Similar equipment already has been purchased for use on prisoners, he said, but the department was still determining the best location for it.

For prisoners to be involved in criminal activity within the prison they must generally have a job that gives them greater access to the prison than regular inmates, Ponte said. These jobs include the laundry, kitchen and maintenance areas, where inmates are better able to move contraband or communications, he said.

The new equipment will allow for physical screening of inmates, the commissioner said.

One security issue that was highlighted during the Higgins trial, Ponte acknowledged, was the lack of cameras to record what is going on in certain parts of the prison.
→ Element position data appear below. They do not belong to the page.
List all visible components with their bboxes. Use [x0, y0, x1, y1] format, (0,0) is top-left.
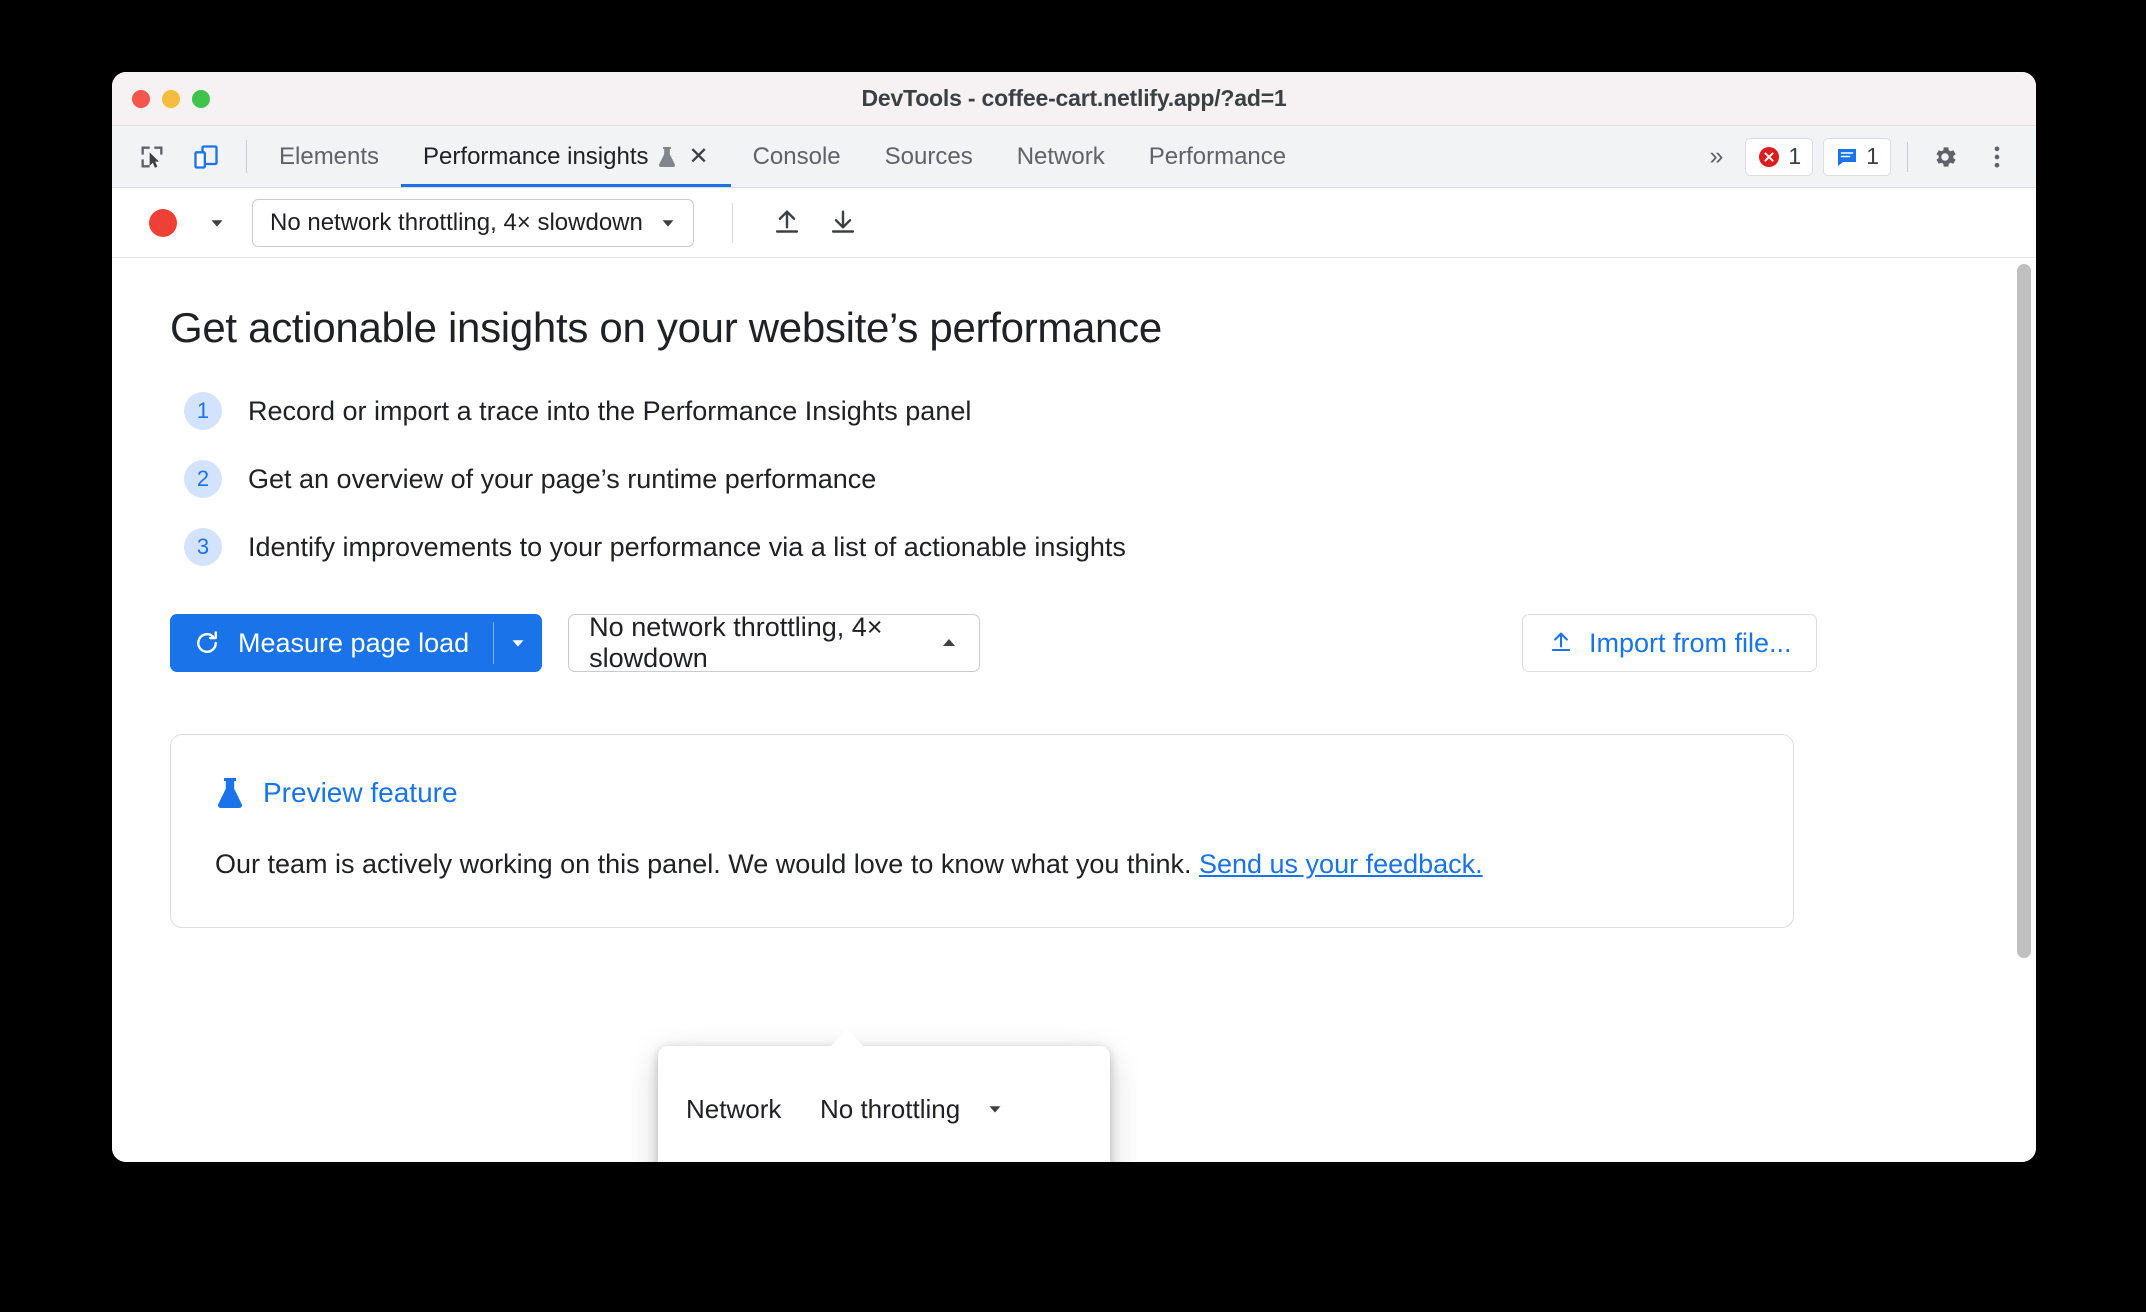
preview-feature-body: Our team is actively working on this pan…: [215, 845, 1715, 883]
network-throttling-value: No throttling: [820, 1093, 961, 1124]
page-title: Get actionable insights on your website’…: [170, 304, 1162, 351]
download-icon[interactable]: [819, 199, 867, 247]
message-count: 1: [1866, 143, 1879, 169]
tab-label: Performance insights: [423, 142, 649, 170]
panel-toolbar: No network throttling, 4× slowdown: [112, 188, 2036, 258]
tab-label: Sources: [884, 142, 973, 170]
step-text: Identify improvements to your performanc…: [248, 531, 1126, 562]
tab-performance[interactable]: Performance: [1127, 126, 1308, 187]
step-text: Get an overview of your page’s runtime p…: [248, 463, 877, 494]
flask-icon: [657, 145, 677, 169]
chevron-down-icon: [657, 212, 679, 234]
steps-list: 1 Record or import a trace into the Perf…: [184, 392, 2036, 566]
popup-row-cpu: CPU 4× slowdown: [658, 1150, 1110, 1163]
message-icon: [1835, 145, 1859, 169]
preview-feature-text: Our team is actively working on this pan…: [215, 849, 1199, 879]
panel-tabs: Elements Performance insights ✕ Console …: [257, 126, 1308, 187]
error-icon: [1757, 145, 1781, 169]
list-item: 3 Identify improvements to your performa…: [184, 528, 2036, 566]
send-feedback-link[interactable]: Send us your feedback.: [1199, 849, 1483, 879]
list-item: 2 Get an overview of your page’s runtime…: [184, 460, 2036, 498]
measure-page-load-label: Measure page load: [238, 627, 470, 658]
toolbar-throttling-select[interactable]: No network throttling, 4× slowdown: [252, 198, 694, 247]
error-count-badge[interactable]: 1: [1745, 137, 1814, 176]
network-throttling-select[interactable]: No throttling: [820, 1094, 1006, 1125]
screenshot-root: DevTools - coffee-cart.netlify.app/?ad=1: [0, 0, 2146, 1312]
measure-page-load-main[interactable]: Measure page load: [170, 614, 493, 672]
window-titlebar: DevTools - coffee-cart.netlify.app/?ad=1: [112, 72, 2036, 126]
chevron-up-icon: [937, 631, 961, 655]
more-options-icon[interactable]: [1976, 136, 2018, 178]
tab-label: Console: [752, 142, 841, 170]
import-from-file-label: Import from file...: [1589, 627, 1792, 658]
preview-feature-card: Preview feature Our team is actively wor…: [170, 734, 1794, 929]
devtools-tabbar: Elements Performance insights ✕ Console …: [112, 126, 2036, 188]
inspect-element-icon[interactable]: [130, 135, 174, 179]
tabbar-left-icons: [130, 126, 242, 187]
tabbar-divider: [246, 140, 247, 173]
chevron-down-icon: [984, 1098, 1006, 1120]
cpu-label: CPU: [686, 1162, 820, 1163]
step-number: 3: [184, 528, 222, 566]
tab-sources[interactable]: Sources: [863, 126, 995, 187]
measure-page-load-button[interactable]: Measure page load: [170, 614, 543, 672]
tabbar-right-divider: [1907, 141, 1908, 172]
preview-feature-title: Preview feature: [263, 777, 458, 808]
reload-icon: [192, 628, 222, 658]
action-row: Measure page load No network throttling,…: [170, 612, 2036, 673]
throttling-select[interactable]: No network throttling, 4× slowdown: [568, 612, 981, 673]
list-item: 1 Record or import a trace into the Perf…: [184, 392, 2036, 430]
cpu-throttling-select[interactable]: 4× slowdown: [820, 1162, 1017, 1163]
upload-icon: [1547, 629, 1575, 657]
record-button[interactable]: [138, 208, 188, 237]
tab-elements[interactable]: Elements: [257, 126, 401, 187]
measure-options-caret-icon[interactable]: [494, 614, 542, 672]
record-options-caret-icon[interactable]: [196, 202, 238, 244]
upload-icon[interactable]: [763, 199, 811, 247]
maximize-window-button[interactable]: [192, 89, 210, 108]
window-title: DevTools - coffee-cart.netlify.app/?ad=1: [861, 85, 1287, 111]
toolbar-throttling-value: No network throttling, 4× slowdown: [270, 208, 643, 236]
minimize-window-button[interactable]: [162, 89, 180, 108]
cpu-throttling-value: 4× slowdown: [820, 1162, 971, 1163]
record-dot-icon: [149, 208, 177, 237]
message-count-badge[interactable]: 1: [1823, 137, 1891, 176]
import-from-file-button[interactable]: Import from file...: [1522, 614, 1817, 672]
close-tab-icon[interactable]: ✕: [688, 144, 708, 169]
gear-icon[interactable]: [1924, 136, 1966, 178]
step-text: Record or import a trace into the Perfor…: [248, 395, 972, 426]
error-count: 1: [1788, 143, 1802, 169]
device-toolbar-icon[interactable]: [184, 135, 228, 179]
toolbar-divider: [731, 202, 733, 243]
more-tabs-icon[interactable]: »: [1698, 142, 1736, 171]
traffic-lights: [132, 89, 210, 108]
step-number: 1: [184, 392, 222, 430]
tab-console[interactable]: Console: [731, 126, 863, 187]
tab-label: Elements: [279, 142, 380, 170]
content-scrollbar[interactable]: [2017, 264, 2031, 958]
tab-label: Performance: [1148, 142, 1287, 170]
throttling-select-value: No network throttling, 4× slowdown: [589, 612, 883, 673]
network-label: Network: [686, 1093, 782, 1124]
close-window-button[interactable]: [132, 89, 150, 108]
tab-performance-insights[interactable]: Performance insights ✕: [401, 126, 731, 187]
panel-content: Get actionable insights on your website’…: [112, 258, 2036, 1162]
tab-label: Network: [1016, 142, 1105, 170]
step-number: 2: [184, 460, 222, 498]
popup-arrow: [830, 1029, 864, 1047]
throttling-popup: Network No throttling CPU 4× slowdown: [658, 1029, 1110, 1163]
preview-feature-header: Preview feature: [215, 775, 1749, 811]
popup-row-network: Network No throttling: [658, 1082, 1110, 1136]
landing-page: Get actionable insights on your website’…: [112, 258, 2036, 929]
tab-network[interactable]: Network: [995, 126, 1127, 187]
devtools-window: DevTools - coffee-cart.netlify.app/?ad=1: [112, 72, 2036, 1162]
tabbar-right-controls: » 1 1: [1698, 126, 2037, 187]
flask-icon: [215, 775, 245, 811]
He said there are too few cameras and that not all them have recording capabilities.

The department is going out to bid to increase the number of cameras and seeking ones that record, Ponte said.

Ponte also discussed staff turnover and overtime problems within the prison and indicated that when he was hired his goals were to reduce both.

“We’ve achieved the reduction in overtime but we have not done well in the reduction of turnover,” the commissioner said.

He said the lack of pay raises for four years had contributed to the turnover problem, and the prospects of that changing anytime soon are not good since the state does not have the money.

The starting pay for a corrections officer is $13.57 per hour. The maximum base pay is $17.63 per hour. There are also pay differentials for employees working in the evening, overnight or on weekends. Those differentials range from 35 cents to 75 cents per hour.

It also is more difficult to recruit workers for the state prison than for the Maine Correctional Center in Windham because the employment pool is smaller in the midcoast area and staff must travel greater distances.

But the prison is safe, even with the reduction in overtime, he maintained.

“We sat down with facility staff at each site. We had union people there, supervisors, and we went through every post to see what was needed,” Ponte said.

Overtime peaked in November 2010 at $94,530 for a two-week period. The overtime costs have fallen generally to between $20,000 and $40,000 per pay periods in the past two years.

There are 175 corrections officers on the payroll and slightly more than 800 inmates at the Maine State Prison.

“I believe there is adequate staffing,” Ponte said.

One problem, however, is that some people miss work too frequently.

“It’s become a culture, I think an entitlement. They feel that ‘these are my days and I’m going to use them,’” Ponte said.

He said that in the private sector, a person uses an average of two to three sick days a year. At the prison, however, the average number of sick days taken by employees is between 10 and 15 per year. Ponte said that even at other prisons where he has worked and where there is much more violence, there are fewer sick days used by staff.

That said, Ponte stressed, “This a very dangerous, difficult job. The staff does a great job under difficult conditions. It’s not easy being an officer in a cellblock with 64 criminals.”

He cited an incident about six weeks ago in which two inmates stabbed another prisoner. He said a guard stepped between the victim and the two attackers and was able to handcuff the pair and disarm them on his own.

“Those are the situations that any staff member can be subject to in a second,” Ponte said.

He said better management can lead to the need for less overtime and staff.

He noted that when he arrived in the department, there were 64 inmates in a protective custody unit inside the state prison with others on a waiting list for that protection. He said that required more staff because a staff member had to be with each prisoner whenever that person went somewhere within the prison.

The number of prisoners in protective custody since has been whittled down to between eight and 10 by doing a better job of determining why protective custody was requested and whether it was needed. He said some prisoners were in protective custody simply because they said some other prisoner had looked at them in the wrong way.

Also, protective custody prisoners are now housed at the Maine Correctional Center.

Ponte said simply adding more staff will not make the prison safer but that having the right number of officers and better identifying problem inmates are the keys to having the prison run as safely as possible.